I can think of two examples in Mayer’s book that show that capitalism is still the best system for all, that this organically arrived at system holds the most promise for humanity’s future. The first is a company called Alliance Grain Traders (AGT), based out of Saskatchewan, Canada. As Mayer notes numerous times throughout his book, food is a major issue for humanity as a whole going forward. One solution for this problem looks to be the food crops known as “pulses”, things like legumes and lentils. They are protein rich (meaning a suitable substitute for meat) and can be produced with a significantly less amount of water.
AGT’s role in all of this is their proprietary technology that separates lentils by quality and a variety of other characteristics. This process, along with their self-developed distribution network, allows AGT to get these needed foodstuffs around the world more efficiently and to a greater number of people, all while creating a fortune for themselves. In their desire to help the farmers of their province get their product to market and feed the world, they benefit themselves and all others who, often times, desperately need those pulse food goods.
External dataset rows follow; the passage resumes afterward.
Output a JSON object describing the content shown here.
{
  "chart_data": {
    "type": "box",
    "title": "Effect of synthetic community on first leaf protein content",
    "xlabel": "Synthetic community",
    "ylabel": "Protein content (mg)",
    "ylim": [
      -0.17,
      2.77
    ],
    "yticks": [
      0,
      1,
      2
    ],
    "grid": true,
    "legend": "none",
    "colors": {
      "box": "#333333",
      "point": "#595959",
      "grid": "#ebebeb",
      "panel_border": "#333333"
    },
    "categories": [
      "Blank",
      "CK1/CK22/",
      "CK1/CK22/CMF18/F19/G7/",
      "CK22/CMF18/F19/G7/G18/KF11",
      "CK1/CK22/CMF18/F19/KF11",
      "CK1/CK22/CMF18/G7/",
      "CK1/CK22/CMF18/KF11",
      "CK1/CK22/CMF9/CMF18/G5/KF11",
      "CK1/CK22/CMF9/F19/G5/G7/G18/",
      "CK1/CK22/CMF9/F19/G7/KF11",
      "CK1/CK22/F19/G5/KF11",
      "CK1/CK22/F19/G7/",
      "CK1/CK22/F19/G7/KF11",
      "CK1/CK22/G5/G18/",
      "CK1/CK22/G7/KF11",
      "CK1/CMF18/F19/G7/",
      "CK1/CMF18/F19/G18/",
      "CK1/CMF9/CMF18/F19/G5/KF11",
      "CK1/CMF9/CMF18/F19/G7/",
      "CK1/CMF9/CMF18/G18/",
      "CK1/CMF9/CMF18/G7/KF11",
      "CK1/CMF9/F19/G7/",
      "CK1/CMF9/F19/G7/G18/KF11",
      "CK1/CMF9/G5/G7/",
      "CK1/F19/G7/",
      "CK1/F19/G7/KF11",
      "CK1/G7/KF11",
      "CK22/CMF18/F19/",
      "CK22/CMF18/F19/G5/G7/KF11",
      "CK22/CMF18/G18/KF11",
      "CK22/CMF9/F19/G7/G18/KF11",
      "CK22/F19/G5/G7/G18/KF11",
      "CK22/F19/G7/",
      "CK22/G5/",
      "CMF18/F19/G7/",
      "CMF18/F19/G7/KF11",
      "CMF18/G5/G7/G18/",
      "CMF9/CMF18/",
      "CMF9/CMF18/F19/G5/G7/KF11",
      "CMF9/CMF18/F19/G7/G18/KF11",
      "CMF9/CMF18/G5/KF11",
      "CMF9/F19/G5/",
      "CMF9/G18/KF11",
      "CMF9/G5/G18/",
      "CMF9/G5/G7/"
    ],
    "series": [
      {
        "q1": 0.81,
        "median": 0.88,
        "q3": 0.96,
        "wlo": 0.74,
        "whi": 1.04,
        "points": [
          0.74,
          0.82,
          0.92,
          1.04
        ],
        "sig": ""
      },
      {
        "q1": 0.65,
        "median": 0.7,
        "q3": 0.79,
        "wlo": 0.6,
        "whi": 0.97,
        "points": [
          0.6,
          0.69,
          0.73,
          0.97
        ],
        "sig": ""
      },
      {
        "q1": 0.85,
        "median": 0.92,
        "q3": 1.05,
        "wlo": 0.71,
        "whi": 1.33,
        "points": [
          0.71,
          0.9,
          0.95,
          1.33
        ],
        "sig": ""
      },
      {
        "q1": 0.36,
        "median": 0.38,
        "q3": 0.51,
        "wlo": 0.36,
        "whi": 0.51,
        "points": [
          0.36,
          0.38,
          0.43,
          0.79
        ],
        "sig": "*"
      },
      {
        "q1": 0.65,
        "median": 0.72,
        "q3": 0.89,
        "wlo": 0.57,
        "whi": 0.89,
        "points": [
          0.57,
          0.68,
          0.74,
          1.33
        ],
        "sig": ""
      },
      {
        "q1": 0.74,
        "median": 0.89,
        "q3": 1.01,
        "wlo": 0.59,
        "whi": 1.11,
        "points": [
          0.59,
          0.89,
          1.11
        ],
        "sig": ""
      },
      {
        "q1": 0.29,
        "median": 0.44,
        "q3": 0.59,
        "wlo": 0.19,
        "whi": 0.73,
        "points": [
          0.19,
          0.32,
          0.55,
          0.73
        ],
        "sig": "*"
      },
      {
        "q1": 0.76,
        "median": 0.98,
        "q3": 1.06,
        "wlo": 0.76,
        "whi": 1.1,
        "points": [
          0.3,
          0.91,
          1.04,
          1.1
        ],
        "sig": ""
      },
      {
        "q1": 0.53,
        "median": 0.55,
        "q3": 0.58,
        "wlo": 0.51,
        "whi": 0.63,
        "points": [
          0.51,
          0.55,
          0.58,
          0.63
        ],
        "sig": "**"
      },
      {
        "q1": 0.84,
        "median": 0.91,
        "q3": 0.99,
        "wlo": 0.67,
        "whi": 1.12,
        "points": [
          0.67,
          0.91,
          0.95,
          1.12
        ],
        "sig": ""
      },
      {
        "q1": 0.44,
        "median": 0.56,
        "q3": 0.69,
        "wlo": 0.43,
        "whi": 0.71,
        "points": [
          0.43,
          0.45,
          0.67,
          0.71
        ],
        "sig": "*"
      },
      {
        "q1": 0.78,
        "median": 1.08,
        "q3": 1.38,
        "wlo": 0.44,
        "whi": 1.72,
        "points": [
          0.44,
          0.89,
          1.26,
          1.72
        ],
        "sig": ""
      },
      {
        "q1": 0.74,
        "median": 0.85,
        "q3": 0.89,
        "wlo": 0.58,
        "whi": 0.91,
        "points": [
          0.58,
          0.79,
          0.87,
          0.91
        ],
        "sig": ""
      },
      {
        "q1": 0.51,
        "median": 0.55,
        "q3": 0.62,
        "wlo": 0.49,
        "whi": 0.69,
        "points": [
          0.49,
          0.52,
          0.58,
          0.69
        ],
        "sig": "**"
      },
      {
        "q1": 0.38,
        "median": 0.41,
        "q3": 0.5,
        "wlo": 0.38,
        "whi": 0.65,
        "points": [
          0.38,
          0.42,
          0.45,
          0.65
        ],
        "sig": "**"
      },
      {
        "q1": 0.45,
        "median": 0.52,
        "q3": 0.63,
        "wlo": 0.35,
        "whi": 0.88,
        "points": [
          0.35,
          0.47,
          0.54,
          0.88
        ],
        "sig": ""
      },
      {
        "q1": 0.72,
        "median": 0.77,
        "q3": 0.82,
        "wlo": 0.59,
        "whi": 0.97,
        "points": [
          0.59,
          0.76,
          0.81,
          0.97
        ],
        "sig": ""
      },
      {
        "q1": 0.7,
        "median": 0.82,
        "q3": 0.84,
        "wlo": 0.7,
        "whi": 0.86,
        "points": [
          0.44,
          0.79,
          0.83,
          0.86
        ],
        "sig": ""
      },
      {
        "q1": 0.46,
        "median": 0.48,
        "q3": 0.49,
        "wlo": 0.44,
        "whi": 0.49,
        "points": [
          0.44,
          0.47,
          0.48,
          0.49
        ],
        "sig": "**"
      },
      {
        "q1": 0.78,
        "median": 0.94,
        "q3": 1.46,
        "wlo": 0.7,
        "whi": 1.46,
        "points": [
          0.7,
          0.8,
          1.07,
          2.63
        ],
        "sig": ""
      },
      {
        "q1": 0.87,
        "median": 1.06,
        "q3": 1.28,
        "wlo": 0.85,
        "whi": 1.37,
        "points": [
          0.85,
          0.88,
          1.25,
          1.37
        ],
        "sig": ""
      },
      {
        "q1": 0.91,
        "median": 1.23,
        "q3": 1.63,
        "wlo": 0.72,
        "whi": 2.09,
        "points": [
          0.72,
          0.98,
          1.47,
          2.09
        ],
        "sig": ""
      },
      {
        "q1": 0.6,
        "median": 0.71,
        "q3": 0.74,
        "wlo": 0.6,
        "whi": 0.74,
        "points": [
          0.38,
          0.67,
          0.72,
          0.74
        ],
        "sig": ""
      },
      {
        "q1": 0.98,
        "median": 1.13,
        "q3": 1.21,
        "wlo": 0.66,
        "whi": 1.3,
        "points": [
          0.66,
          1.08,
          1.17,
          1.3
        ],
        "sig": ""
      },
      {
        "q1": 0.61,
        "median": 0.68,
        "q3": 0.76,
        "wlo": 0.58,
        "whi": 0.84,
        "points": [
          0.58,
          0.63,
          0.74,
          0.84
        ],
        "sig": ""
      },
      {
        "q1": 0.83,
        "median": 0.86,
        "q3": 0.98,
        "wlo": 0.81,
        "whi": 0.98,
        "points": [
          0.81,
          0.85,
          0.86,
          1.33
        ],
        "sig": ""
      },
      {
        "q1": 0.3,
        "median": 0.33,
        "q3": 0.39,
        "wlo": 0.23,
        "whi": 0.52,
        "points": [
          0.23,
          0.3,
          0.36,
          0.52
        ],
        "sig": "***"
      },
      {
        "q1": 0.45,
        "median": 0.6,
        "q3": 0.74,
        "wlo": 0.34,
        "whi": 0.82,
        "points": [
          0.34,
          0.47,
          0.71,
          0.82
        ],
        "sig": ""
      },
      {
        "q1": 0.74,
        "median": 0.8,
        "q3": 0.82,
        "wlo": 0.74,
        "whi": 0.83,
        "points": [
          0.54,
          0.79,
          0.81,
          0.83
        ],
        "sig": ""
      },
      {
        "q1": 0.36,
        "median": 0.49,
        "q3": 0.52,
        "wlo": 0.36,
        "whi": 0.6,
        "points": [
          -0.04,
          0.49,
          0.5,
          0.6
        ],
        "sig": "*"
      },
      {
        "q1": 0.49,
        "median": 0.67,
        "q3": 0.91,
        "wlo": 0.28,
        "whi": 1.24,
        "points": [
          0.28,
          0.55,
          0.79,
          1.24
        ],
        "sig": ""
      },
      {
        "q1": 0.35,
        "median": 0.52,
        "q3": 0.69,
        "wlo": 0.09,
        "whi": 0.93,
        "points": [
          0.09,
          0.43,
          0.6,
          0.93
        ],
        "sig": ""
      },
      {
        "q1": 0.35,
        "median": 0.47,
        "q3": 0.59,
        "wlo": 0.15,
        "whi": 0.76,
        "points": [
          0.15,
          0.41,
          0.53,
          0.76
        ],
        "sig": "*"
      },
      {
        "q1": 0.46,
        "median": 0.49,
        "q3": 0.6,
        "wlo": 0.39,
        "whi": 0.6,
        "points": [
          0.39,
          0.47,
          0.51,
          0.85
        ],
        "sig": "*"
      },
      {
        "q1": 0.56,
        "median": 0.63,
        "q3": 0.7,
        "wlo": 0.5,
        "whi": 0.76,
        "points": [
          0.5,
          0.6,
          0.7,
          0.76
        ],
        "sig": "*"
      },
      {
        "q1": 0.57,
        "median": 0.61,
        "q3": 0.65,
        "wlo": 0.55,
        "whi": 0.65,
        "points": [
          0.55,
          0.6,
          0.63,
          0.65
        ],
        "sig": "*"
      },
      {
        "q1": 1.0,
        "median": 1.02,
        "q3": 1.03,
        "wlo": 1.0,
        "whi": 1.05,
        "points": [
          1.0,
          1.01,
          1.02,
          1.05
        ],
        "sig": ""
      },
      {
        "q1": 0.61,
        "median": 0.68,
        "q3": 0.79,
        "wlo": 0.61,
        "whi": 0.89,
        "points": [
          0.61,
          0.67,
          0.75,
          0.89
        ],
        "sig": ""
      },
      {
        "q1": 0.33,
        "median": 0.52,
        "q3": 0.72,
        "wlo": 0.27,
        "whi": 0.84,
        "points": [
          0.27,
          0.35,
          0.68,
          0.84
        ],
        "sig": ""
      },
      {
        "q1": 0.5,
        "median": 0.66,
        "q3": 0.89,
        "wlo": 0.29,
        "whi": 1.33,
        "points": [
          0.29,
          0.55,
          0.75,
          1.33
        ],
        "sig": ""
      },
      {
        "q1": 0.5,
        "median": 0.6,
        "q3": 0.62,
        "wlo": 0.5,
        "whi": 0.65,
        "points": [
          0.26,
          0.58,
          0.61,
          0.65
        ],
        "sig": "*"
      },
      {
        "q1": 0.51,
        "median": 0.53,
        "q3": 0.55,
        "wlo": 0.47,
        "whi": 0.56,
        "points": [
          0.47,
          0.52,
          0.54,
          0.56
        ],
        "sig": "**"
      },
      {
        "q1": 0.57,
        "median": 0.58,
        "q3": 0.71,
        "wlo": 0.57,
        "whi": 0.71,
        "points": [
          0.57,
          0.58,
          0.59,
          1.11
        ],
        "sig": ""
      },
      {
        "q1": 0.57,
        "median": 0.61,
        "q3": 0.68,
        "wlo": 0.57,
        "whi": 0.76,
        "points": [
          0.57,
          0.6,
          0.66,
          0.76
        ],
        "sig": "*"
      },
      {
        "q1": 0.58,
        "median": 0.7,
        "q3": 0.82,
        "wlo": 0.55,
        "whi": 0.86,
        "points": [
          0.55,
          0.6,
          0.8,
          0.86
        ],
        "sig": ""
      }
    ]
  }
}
Another recurrent theme in Mayer’s book is the need for water. Water for drinking, water for mining, water for just about everything. In Southeast Asia, especially, there is a severe need for potable drinking water. Again, one of those greedy, heartless, capitalists has filled the need to provide water for all, and in so doing, has made a fortune in a few short years. From Mayer’s book:
Hyflux’s CEO, Olivia Lum, knows exactly where this ship is going. They call her the “Water Queen.” Since 2006, she has overseen an almost sixfold increase in net profits, from S$15 million to S$88.5 million. Lum grew up in Malaysia in a leaky shack without any running water. She got her start in business selling ice lollipops. Selling kaya toast funded her school tuition until she got to the National University of Singapore, where she graduated in applied chemistry. It was during her three-year stint at Glaxo that she saw the immense potential of the water treatment business. Lum sold her condo and car to found Hyflux in 1989. She started selling her first water filters and chemicals off the back of her motorcycle. In five short years, she took Hyflux from a three-person company to its first million in sales. Lum owns 30 percent of the stock, fully aligning her interest with her shareholders, and her vision drives the company. Lum recently said her dream is to make desalinated water a cheap source of water, “as cheap as maybe ordinary river water treatment.”
Drinkable water to the hundreds of millions of people in Southeast Asia? Damn, greedy capitalists!
It may seem as though Pope Francis’ “excluded” are still waiting. But, in many respects, they won’t have to wait for long. Outside of Mayer’s book, the existence of System D also tells us that capitalism continues to better the lives of all, around the globe, every single day. For those unfamiliar with System D, it’s a term a group of economists gave to the world’s black and gray markets. According to their findings, it probably constitutes a $10 *trillion* dollar economy, making it the second largest economy in the world, behind only the United States.
So, again, add another item to the list of common fallacies about capitalism, as outlined by Ikeda.
The excluded *are* being included, in greater numbers than ever before, despite the protestations of the Pope and millions of others, and it’s capitalism, and not anything else, that is achieving this incredible feat.